Perak Tertahan Ditengah Ketegangan Israel-Iran dan Dolar AS
Harga perak mandek di atas $36,00 pada hari Senin (16/6), dengan momentum bullish yang terhenti pasca reli tajam selama beberapa pekan.
Pada saat penulisan, XAG/USD tetap naik lebih dari 10% untuk bulan ini, meskipun logam tersebut sekarang tampaknya berkonsolidasi karena mencari katalis arah yang baru.

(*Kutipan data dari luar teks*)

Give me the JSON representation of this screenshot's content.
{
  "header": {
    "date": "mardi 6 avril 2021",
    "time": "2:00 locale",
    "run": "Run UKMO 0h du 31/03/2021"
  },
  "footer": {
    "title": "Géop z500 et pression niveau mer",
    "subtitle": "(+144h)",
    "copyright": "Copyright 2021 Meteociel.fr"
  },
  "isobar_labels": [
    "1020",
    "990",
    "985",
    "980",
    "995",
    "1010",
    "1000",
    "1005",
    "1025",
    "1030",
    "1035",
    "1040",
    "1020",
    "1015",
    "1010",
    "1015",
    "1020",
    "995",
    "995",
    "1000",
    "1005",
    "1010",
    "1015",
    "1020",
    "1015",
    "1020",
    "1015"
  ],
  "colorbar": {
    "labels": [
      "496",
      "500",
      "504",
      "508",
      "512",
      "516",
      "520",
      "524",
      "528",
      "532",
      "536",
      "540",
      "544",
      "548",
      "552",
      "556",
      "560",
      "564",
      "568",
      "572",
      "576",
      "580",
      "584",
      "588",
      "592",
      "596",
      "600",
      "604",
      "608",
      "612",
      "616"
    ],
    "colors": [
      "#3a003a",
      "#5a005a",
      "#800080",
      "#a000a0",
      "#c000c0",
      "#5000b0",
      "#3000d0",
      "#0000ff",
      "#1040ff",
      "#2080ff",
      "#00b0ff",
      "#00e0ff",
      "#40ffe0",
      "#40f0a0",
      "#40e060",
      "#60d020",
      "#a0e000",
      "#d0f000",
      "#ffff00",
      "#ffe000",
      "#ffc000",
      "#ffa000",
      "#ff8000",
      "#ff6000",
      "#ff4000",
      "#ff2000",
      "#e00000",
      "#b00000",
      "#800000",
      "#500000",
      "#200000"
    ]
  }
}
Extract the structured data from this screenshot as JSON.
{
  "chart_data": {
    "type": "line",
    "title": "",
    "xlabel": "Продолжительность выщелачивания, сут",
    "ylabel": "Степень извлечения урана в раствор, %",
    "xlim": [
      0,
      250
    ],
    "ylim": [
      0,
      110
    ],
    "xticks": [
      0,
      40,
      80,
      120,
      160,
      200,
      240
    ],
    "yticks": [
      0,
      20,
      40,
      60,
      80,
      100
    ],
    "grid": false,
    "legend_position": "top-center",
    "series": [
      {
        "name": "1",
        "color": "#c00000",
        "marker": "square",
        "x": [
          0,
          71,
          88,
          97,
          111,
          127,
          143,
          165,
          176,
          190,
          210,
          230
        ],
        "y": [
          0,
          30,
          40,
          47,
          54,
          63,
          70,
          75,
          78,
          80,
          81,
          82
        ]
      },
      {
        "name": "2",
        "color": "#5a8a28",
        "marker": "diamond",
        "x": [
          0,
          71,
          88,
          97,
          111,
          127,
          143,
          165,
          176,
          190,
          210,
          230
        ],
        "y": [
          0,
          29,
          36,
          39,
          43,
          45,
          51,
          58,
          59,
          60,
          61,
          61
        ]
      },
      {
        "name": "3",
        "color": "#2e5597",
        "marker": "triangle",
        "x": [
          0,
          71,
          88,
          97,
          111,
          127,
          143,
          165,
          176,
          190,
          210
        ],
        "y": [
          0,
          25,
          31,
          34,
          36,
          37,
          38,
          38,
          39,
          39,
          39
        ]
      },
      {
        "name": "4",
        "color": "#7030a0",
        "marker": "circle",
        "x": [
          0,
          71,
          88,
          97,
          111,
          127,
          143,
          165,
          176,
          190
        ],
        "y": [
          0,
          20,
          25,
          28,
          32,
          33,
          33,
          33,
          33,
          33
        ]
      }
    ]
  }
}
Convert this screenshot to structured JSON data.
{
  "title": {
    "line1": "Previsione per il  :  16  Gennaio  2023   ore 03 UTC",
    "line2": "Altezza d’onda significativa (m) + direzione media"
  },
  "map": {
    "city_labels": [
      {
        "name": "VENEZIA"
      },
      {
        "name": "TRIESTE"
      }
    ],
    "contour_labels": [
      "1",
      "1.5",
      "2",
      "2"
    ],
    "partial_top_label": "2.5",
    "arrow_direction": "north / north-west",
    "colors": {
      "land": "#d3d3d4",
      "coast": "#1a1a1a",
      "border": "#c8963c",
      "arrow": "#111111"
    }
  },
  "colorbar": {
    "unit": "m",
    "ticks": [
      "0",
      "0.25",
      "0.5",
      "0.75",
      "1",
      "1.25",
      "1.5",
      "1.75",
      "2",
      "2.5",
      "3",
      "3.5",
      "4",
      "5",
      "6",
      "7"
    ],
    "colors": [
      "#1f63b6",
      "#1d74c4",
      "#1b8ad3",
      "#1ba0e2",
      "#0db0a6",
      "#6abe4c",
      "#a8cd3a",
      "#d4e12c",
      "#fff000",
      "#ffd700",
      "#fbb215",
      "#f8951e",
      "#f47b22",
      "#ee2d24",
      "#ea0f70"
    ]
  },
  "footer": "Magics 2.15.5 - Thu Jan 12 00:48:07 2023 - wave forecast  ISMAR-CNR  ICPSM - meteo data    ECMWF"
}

Dolar AS telah melemah meskipun ada latar belakang geopolitik, dengan status safe haven tradisionalnya berada di bawah tekanan di tengah ketidakstabilan politik dan ketidakpastian atas kebijakan perdagangan.
USD yang lebih lemah telah membantu mempertahankan dukungan Perak di dekat $36,38, pasca mengalami kenaikan moderat 0,2% dari hari Jumat.
Sementara konflik antara Israel dan Iran, yang memasuki hari keempat, telah memicu gelombang permintaan safe haven. Namun, tanda-tanda kemungkinan pembukaan diplomatik telah mulai muncul. Reuters dan The Wall Street Journal melaporkan bahwa Iran mengirim pesan melalui perantara Arab yang menunjukkan kesediaan untuk melanjutkan pembicaraan nuklir dengan Amerika Serikat.
Hal ini telah memberikan harapan untuk de-eskalasi, yang membatasi kenaikan lebih lanjut pada logam mulia. Namun, beberapa pejabat Iran telah membantah laporan ini.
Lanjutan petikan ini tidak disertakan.